C.M.S. • Fredericton, NB • June 2010
Meditations on Arens Multiplication
   F.E.J. Linton • Wesleyan Univ. Math/CS Emeritus

  We fix a dualizing object C and write A* = C^A. The intent:
maps <X, Y, ..., Z> → A* = C^A should amount to maps <X, Y, ..., Z, A> → C.
  In particular, there is ev_A: <A*, A> → C corresponding to id_A*: A* → A* .

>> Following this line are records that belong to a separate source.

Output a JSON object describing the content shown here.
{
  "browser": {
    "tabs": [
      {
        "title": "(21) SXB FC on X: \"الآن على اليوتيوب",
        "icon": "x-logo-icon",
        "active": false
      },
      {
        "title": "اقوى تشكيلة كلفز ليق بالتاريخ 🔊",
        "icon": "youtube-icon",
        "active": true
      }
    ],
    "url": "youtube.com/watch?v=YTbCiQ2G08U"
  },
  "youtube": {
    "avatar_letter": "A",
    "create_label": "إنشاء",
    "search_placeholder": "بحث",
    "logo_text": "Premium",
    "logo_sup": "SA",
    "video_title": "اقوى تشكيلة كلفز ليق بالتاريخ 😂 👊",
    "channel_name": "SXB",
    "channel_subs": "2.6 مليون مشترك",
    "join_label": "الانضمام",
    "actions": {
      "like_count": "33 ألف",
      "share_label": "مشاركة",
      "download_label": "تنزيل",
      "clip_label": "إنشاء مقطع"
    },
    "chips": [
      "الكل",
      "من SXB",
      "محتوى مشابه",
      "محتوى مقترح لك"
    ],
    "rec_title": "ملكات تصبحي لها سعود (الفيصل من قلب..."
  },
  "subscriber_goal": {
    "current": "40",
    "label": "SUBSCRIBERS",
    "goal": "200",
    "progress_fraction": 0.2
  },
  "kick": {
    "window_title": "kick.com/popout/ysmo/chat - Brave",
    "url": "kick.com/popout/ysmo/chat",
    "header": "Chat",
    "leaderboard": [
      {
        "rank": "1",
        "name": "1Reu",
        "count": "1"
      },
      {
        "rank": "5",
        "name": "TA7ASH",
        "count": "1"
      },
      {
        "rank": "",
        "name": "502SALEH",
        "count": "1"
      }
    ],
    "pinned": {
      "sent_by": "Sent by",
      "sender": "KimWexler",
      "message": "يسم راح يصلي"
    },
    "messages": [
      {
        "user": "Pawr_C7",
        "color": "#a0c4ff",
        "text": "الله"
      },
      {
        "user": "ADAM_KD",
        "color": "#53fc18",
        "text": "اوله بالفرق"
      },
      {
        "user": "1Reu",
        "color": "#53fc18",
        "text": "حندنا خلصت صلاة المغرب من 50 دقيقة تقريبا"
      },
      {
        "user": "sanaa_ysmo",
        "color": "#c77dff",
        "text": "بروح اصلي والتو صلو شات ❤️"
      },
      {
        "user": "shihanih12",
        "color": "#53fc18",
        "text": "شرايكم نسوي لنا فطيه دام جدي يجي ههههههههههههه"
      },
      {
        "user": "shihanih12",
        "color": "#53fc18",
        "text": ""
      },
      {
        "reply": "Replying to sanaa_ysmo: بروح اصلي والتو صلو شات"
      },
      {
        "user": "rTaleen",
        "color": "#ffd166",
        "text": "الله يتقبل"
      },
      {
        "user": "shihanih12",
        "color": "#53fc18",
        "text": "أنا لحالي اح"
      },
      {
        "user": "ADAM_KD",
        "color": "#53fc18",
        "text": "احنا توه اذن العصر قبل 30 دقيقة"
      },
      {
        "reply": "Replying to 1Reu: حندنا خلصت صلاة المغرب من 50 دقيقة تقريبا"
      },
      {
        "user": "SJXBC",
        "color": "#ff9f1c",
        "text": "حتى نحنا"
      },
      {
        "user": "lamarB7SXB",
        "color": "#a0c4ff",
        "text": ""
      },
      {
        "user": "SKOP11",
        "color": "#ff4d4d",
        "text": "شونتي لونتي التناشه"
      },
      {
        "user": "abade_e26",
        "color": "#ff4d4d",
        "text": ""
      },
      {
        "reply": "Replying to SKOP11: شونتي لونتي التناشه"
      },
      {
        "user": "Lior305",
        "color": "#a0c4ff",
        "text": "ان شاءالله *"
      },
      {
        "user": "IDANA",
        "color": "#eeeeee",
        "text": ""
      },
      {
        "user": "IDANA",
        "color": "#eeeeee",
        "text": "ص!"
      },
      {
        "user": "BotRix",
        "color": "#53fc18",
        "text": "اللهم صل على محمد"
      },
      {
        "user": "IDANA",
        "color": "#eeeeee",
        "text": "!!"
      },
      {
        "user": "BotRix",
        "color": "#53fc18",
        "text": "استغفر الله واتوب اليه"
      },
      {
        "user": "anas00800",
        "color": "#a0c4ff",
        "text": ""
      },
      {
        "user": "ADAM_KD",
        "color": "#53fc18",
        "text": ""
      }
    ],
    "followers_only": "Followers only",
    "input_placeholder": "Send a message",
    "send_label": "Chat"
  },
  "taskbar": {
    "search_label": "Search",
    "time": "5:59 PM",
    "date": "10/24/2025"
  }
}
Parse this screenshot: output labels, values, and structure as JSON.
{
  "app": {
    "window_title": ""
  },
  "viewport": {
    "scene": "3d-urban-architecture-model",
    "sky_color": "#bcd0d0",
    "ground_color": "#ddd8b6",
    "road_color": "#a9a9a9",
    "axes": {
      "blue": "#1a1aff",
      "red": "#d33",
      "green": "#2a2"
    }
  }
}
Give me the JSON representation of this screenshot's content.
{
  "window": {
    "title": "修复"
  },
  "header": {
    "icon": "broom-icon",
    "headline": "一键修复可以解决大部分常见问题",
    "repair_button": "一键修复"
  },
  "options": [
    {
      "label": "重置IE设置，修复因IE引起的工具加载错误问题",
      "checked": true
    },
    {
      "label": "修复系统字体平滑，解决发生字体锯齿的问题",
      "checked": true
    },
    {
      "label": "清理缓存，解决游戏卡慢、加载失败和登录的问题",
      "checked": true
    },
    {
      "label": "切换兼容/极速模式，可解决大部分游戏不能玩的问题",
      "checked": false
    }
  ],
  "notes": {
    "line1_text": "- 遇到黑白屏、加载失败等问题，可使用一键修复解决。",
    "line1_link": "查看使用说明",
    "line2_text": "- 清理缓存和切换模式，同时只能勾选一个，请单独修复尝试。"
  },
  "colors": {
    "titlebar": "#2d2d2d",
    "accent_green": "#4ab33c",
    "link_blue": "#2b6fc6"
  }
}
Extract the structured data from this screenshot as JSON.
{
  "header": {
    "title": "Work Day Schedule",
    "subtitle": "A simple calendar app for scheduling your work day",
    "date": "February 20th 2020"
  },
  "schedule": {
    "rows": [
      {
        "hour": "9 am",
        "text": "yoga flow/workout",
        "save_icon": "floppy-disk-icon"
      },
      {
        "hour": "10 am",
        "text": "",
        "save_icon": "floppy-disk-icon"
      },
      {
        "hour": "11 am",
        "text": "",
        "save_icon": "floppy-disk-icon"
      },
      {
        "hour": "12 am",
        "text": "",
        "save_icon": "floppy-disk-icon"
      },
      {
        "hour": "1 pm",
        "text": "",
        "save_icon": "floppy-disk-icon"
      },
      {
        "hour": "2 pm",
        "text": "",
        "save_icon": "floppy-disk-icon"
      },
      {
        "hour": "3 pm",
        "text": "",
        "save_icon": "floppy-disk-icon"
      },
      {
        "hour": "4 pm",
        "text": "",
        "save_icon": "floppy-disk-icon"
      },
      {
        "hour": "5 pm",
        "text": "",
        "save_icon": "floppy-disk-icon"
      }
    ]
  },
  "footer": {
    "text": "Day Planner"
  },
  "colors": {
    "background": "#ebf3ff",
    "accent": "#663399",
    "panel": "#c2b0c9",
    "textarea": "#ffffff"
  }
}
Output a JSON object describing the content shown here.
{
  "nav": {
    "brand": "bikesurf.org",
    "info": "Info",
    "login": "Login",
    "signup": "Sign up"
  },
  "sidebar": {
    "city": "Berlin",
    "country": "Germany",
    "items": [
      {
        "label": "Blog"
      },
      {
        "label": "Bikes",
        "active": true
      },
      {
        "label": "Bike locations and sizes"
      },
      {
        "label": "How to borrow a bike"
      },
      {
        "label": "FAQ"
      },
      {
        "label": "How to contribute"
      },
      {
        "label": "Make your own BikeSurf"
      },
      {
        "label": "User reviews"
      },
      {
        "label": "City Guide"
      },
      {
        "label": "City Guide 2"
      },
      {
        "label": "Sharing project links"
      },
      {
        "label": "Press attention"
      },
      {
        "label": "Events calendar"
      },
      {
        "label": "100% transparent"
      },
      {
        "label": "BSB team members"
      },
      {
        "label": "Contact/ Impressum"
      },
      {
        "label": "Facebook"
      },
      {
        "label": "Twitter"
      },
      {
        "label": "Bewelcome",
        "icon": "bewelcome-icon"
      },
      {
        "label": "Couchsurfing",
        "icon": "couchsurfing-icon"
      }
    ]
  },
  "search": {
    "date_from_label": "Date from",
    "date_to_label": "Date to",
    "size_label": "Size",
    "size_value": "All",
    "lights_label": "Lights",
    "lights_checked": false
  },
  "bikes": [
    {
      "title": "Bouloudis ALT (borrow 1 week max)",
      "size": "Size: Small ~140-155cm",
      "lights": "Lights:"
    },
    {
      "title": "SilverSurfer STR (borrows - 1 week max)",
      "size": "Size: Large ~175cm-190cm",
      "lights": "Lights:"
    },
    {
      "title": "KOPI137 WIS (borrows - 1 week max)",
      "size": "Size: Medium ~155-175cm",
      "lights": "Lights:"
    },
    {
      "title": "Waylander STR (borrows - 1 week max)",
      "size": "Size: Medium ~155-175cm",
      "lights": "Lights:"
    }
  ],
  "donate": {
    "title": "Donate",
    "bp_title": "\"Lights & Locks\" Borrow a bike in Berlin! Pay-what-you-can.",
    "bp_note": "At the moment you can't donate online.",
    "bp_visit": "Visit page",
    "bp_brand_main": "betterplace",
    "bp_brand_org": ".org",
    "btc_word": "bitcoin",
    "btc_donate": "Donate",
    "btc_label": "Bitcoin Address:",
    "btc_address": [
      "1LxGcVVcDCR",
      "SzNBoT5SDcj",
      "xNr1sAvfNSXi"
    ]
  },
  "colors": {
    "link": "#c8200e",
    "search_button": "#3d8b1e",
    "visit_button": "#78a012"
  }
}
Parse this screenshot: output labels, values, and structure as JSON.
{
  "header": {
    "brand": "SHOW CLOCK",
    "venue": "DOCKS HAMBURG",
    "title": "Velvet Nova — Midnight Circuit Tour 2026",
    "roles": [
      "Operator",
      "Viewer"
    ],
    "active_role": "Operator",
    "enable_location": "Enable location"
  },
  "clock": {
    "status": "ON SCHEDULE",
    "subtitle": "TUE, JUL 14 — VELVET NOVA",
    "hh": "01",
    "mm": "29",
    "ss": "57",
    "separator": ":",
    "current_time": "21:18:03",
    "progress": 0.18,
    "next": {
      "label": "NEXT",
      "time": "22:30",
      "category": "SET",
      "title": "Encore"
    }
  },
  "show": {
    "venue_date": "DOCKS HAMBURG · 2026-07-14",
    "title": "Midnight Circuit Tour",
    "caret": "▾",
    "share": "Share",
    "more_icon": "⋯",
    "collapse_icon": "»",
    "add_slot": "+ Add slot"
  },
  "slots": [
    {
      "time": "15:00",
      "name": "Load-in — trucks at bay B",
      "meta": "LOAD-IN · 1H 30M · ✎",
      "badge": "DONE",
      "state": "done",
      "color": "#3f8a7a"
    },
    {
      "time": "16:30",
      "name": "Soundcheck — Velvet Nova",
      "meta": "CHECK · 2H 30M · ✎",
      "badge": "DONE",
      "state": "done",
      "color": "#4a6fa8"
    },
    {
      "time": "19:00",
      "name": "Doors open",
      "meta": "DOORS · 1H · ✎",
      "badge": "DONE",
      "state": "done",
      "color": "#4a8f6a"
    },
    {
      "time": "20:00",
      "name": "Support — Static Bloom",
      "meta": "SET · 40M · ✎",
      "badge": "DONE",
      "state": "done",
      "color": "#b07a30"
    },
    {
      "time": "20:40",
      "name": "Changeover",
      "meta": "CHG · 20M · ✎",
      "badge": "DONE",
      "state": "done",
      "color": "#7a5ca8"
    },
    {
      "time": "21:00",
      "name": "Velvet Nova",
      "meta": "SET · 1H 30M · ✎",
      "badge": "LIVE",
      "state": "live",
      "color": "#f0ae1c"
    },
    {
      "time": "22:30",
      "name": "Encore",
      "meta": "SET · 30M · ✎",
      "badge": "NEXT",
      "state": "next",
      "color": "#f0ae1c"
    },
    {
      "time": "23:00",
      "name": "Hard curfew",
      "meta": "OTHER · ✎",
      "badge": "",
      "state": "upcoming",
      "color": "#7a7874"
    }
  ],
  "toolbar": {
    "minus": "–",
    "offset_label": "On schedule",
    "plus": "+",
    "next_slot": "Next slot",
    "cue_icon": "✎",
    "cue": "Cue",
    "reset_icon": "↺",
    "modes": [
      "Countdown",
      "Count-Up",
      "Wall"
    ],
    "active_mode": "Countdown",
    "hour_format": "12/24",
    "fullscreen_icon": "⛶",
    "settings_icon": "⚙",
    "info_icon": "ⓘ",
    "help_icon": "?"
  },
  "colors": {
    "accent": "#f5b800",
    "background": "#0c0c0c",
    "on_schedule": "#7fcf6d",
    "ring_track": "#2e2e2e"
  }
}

  From A_i , μ: <A₁, ..., A_n> → A₀, Arens’s μ^‡: <(A₁)**, ..., (A_n)**> → (A₀)**
is the last of n+1 2-step †-stages: the steps of †-stage 1 are: (1) the compositum
ev_A0·<id_A0*, μ>: <(A₀)*, A₁, ..., A_n–1, A_n> → <(A₀)*, A₀> → C (step 1) and
(2) the associated multinear μ^†: <(A₀)*, A₁, ..., A_n–1> → (A_n)* (step 2).
(Loosely: μ^†(φ, a₁, ..., a_n–1)(a_n) = ev_A0(<φ, μ(a₁, ..., a_n)>) = φ(μ(a₁, ..., a_n))).
  Iterate n ×: (μ^†)^† = μ^††: <(A_n)**, (A₀)*, A₁, ..., A_n–2> → (A_n–1)*, ...,
..., (μ^†n–1)^† = μ^†n: <(A₂)**, ..., (A_n)**, (A₀)*> → (A₁)*, and finally
(μ^†n)^† = μ^†n+1 =_def μ^‡: <(A₁)**, ..., (A_n)**> → (A₀)** (naturally in all A_i).